With its CEO search underway, Chipotle wants to make sure the rest of its executive team remains intact. The company, in a securities filing Friday, revealed that it entered into retention agreements with its chief financial officer and chief marketing officer. If chief financial officer Jack Hartung remains with the brand a year after a new CEO comes on board, he will earn an additional $1 million. Chief marketing officer Mark Crumpacker, under the same condition, will receive $600,000.
This is a common practice for transitioning companies. Chipotle founder Steve Ells announced in November he would step down from the CEO role and into a new chairman position with the company he brought to life in 1993. Ells is part of Chipotle’s search committed to find his replacement, which includes directors Robin Hickenlooper and Ali Namvar.

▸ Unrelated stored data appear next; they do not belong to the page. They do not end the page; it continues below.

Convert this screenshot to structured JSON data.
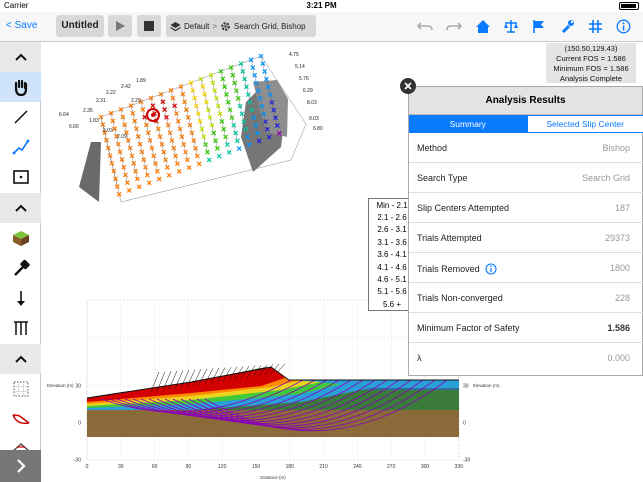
{
  "status_bar": {
    "carrier": "Carrier",
    "time": "3:21 PM"
  },
  "toolbar": {
    "save_label": "Save",
    "document_title": "Untitled",
    "breadcrumb_scenario": "Default",
    "breadcrumb_analysis": "Search Grid, Bishop"
  },
  "fos_summary": {
    "coordinates": "(150.50,129.43)",
    "current_fos": "Current FOS = 1.586",
    "minimum_fos": "Minimum FOS = 1.586",
    "status": "Analysis Complete"
  },
  "legend": {
    "entries": [
      {
        "label": "Min - 2.1",
        "color": "#d40000"
      },
      {
        "label": "2.1 - 2.6",
        "color": "#ff7a00"
      },
      {
        "label": "2.6 - 3.1",
        "color": "#ffd800"
      },
      {
        "label": "3.1 - 3.6",
        "color": "#c8e600"
      },
      {
        "label": "3.6 - 4.1",
        "color": "#33cc00"
      },
      {
        "label": "4.1 - 4.6",
        "color": "#00c8a0"
      },
      {
        "label": "4.6 - 5.1",
        "color": "#0096ff"
      },
      {
        "label": "5.1 - 5.6",
        "color": "#2020e0"
      },
      {
        "label": "5.6 +",
        "color": "#8a00b8"
      }
    ]
  },
  "analysis_panel": {
    "title": "Analysis Results",
    "tabs": {
      "summary": "Summary",
      "slip_center": "Selected Slip Center"
    },
    "rows": [
      {
        "label": "Method",
        "value": "Bishop"
      },
      {
        "label": "Search Type",
        "value": "Search Grid"
      },
      {
        "label": "Slip Centers Attempted",
        "value": "187"
      },
      {
        "label": "Trials Attempted",
        "value": "29373"
      },
      {
        "label": "Trials Removed",
        "value": "1800"
      },
      {
        "label": "Trials Non-converged",
        "value": "228"
      },
      {
        "label": "Minimum Factor of Safety",
        "value": "1.586"
      },
      {
        "label": "λ",
        "value": "0.000"
      }
    ]
  },
  "section_view": {
    "y_axis_label": "Elevation (m)",
    "right_axis_label": "Elevation (m)",
    "x_axis_label": "Distance (m)",
    "y_ticks": [
      "30",
      "0",
      "-30"
    ],
    "right_y_ticks": [
      "30",
      "0",
      "-30"
    ],
    "x_ticks": [
      "0",
      "30",
      "60",
      "90",
      "120",
      "150",
      "180",
      "210",
      "240",
      "270",
      "300",
      "330"
    ]
  },
  "grid_labels": [
    "4.75",
    "5.14",
    "5.76",
    "6.29",
    "8.03",
    "9.03",
    "6.80",
    "2.35",
    "2.31",
    "2.22",
    "2.42",
    "1.89",
    "1.83",
    "2.03",
    "2.09",
    "6.64",
    "6.66",
    "2.29"
  ],
  "colors": {
    "accent": "#0a7aff",
    "toolbar_bg": "#f7f7f7",
    "sidebar_bg": "#e9e9e9",
    "panel_header": "#e3e3e3"
  }
}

The company said it is looking for a leader “with demonstrated turnaround expertise to help address the challenges facing the company, improve execution, build customer trust, and drive sales.”
There are some conditions. According to the filing: “If Chipotle terminates the employee recipient’s employment for “cause” (as defined in the agreement) following the vesting date but prior to payment of the retention bonus, the retention bonus will be automatically forfeited. If, prior to the vesting date, Chipotle terminates the employee recipient’s employment without cause (and other than due to the employee’s death or disability, as defined in the agreement) or the employee recipient terminates the employee’s employment with good reason, provided the employee timely executes a general release of claims in favor of Chipotle and such release becomes irrevocable, the retention bonus will fully vest as of the date on which the release becomes effective, and be paid to the employee recipient in a cash lump-sum at the same time as the bonus would have been paid if the employee had remained actively employed with the Chipotle through the payment date.”
Chipotle ended the week trading at $327.34 on the stock market. The brand has weathered a challenging year, and continues to battle back from its 2015 E. coli crisis. Chipotle’s third-quarter adjusted earnings per share came in at $1.33 and its same-store sales climbed just 1 percent.